LISTEN: WBBM Newsradio’s Steve Miller reports

Emanuel made the announcement at the Clinton stop on the Pink and Green lines, where surveillance cameras were credited with helping police identify and arrest a suspect who allegedly attacked and robbed a woman of her purse in an elevator a block from the station.

The same suspect was also allegedly caught on camera using a stolen credit card, which linked him to a car burglary near CTA Headquarters, which are located down the street from the Clinton stop, two weeks earlier.

As CBS 2 Chief Correspondent Jay Levine reports, police said the cameras are proven to be effective, having caught criminals in the act and cut crime on the CTA. However, it might take a while before CTA riders start to feel safer.

Public Transportation Unit Police Cmdr. John Graeber said, “the transit cameras in Chicago right now are superior to anything else in the country.”

Graeber said there has been a 40 percent increase in robbery arrests because of cameras installed on CTA train station platforms.

For example, the cameras installed this fall on the platform of the Sheridan Road Red Line station captured pictures of a young man – carrying a distinctive red backpack – pointing a sawed-off shotgun at several riders, then making off with their money and six iPhones.

“We had that shotgun within 48 hours,” Graeber said.
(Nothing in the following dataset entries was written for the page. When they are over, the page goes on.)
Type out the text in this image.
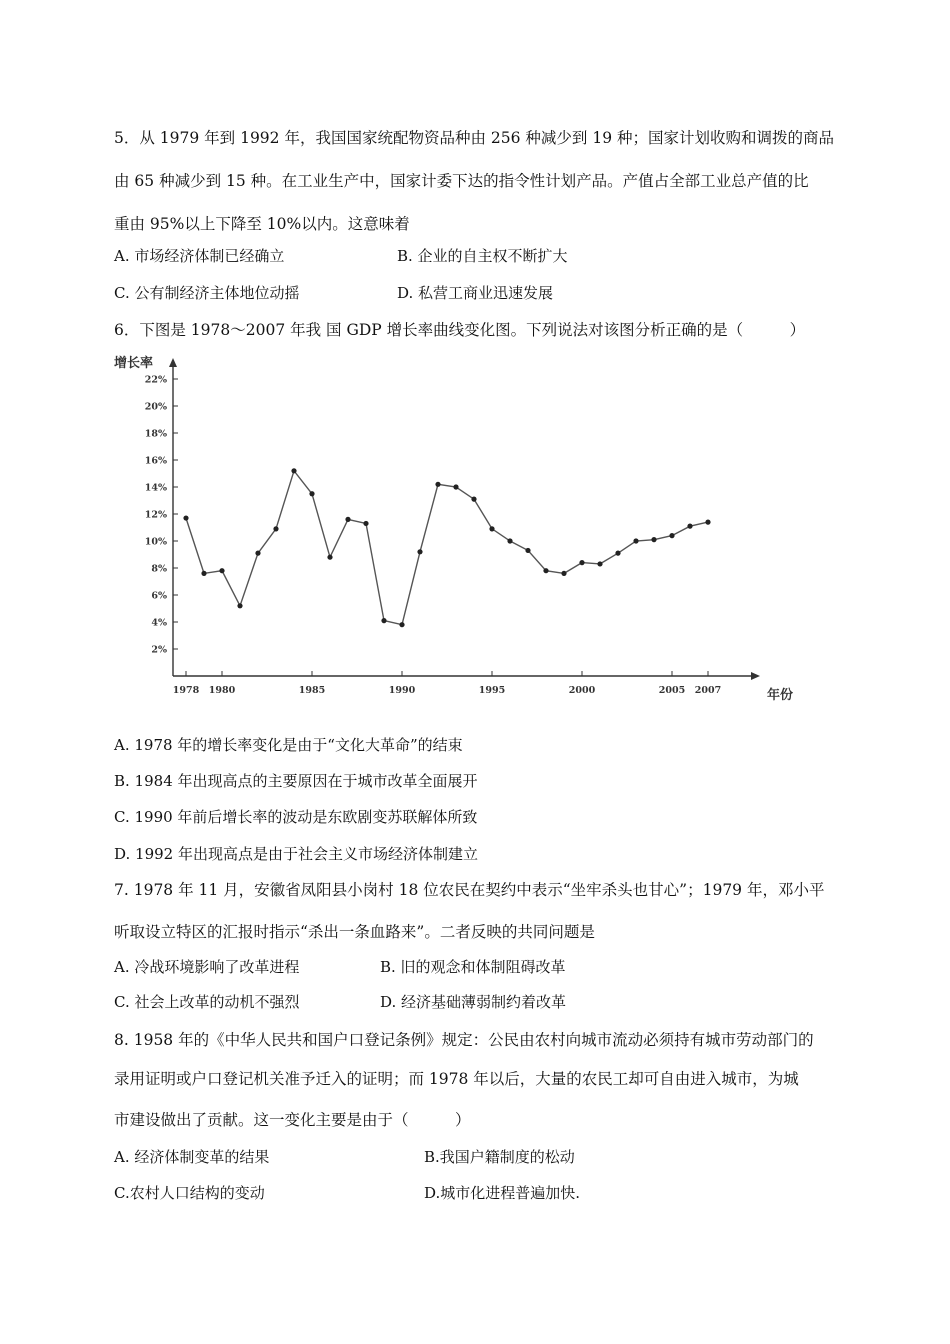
5．从 1979 年到 1992 年，我国国家统配物资品种由 256 种减少到 19 种；国家计划收购和调拨的商品
由 65 种减少到 15 种。在工业生产中，国家计委下达的指令性计划产品。产值占全部工业总产值的比
重由 95%以上下降至 10%以内。这意味着
A. 市场经济体制已经确立	B. 企业的自主权不断扩大
C. 公有制经济主体地位动摇	D. 私营工商业迅速发展
6．下图是 1978～2007 年我 国 GDP 增长率曲线变化图。下列说法对该图分析正确的是（　　　）
2%
4%
6%
8%
10%
12%
14%
16%
18%
20%
22%
1978 1980	1985	1990	1995	2000	2005 2007
增长率
年份
A. 1978 年的增长率变化是由于“文化大革命”的结束
B. 1984 年出现高点的主要原因在于城市改革全面展开
C. 1990 年前后增长率的波动是东欧剧变苏联解体所致
D. 1992 年出现高点是由于社会主义市场经济体制建立
7. 1978 年 11 月，安徽省凤阳县小岗村 18 位农民在契约中表示“坐牢杀头也甘心”；1979 年，邓小平
听取设立特区的汇报时指示“杀出一条血路来”。二者反映的共同问题是
A. 冷战环境影响了改革进程	B. 旧的观念和体制阻碍改革
C. 社会上改革的动机不强烈	D. 经济基础薄弱制约着改革
8. 1958 年的《中华人民共和国户口登记条例》规定：公民由农村向城市流动必须持有城市劳动部门的
录用证明或户口登记机关准予迁入的证明；而 1978 年以后，大量的农民工却可自由进入城市，为城
市建设做出了贡献。这一变化主要是由于（　　　）
A. 经济体制变革的结果	B.我国户籍制度的松动
C.农村人口结构的变动	D.城市化进程普遍加快.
Police showed the photos to people who lived near the Sheridan “L” stop, which led to a name, address and cell phone number for 18-year-old Sylvester Curry, who has been charged with four counts of armed robbery.

Police Sgt. Sean Rice said “we asked him over the course of 24 hours to turn himself in. At that point, he refused and, with the assistance of the 20th District tactical team, he was located in Harvard, Illinois, at a family member’s house.”

CTA President Forest Claypool said the cameras have done more than just solving crimes.

“In one instance, a robber was deterred when the would-be victim pointed up at the security cameras,” Claypool said.

“I haven’t noticed them at all, but I still try to keep my guard up,” Northwest Side resident Alicia Furlow said. “I think it puts a little safety out there.”

But West Loop resident Tayo Johnson said the cameras on the CTA don’t make him feel any safer.

“It doesn’t really change anything at that moment in time, like, if you’re in danger, it’s gonna happen there and then,” he said.

Ald. Anthony Beale (9th) said, “The people who commit the crimes, they’re gonna think twice before they get on the system. … And, at the same time, when people get on the system and see that Big Brother is watching, they’re gonna feel more at ease too.”

The 1,700 new cameras nearly double the number on and around CTA property.

While its clearly impossible to monitor every camera every minute – and cameras obviously won’t catch every criminal in the act – police will be able to, as they say, “go to the videotape” and track down those responsible for most crimes on the CTA.

That could, in the long run, as Beale said, make the CTA a bad bet for criminals.

In total, images from CTA surveillance cameras have helped police track down and arrest 47 people for crimes committed on or near CTA property, according to the Mayor’s office.

When Mayor Emanuel was asked if there could be a point at which there might be too many cameras, he said, “I measure it not that way, not too many. I measure it, are we giving people the assurance that they need?”

The city has pledged to install surveillance cameras on CTA platforms, in the interior areas of ‘L’ stations, in bus stops, and even on buses. Now on the verge of the busy holiday season, the extra eyes on the crowd are welcome news.

Back in July, Mayor Emanuel announced plans for 3,000 cameras in the CTA system by year’s end, along with 50 police officers who have been deployed exclusively to the CTA.

The announcement came in the wake of a wave of violent mob attacks and other incidents in the downtown area over the summer.

Habermehl emphasized that cameras or not, this is a good time to review safety precautions for public transit. Your purse should be in front, and your wallet in your front pocket with your hand on it.

You should be aware of your surroundings and, of course, report any suspicious activity.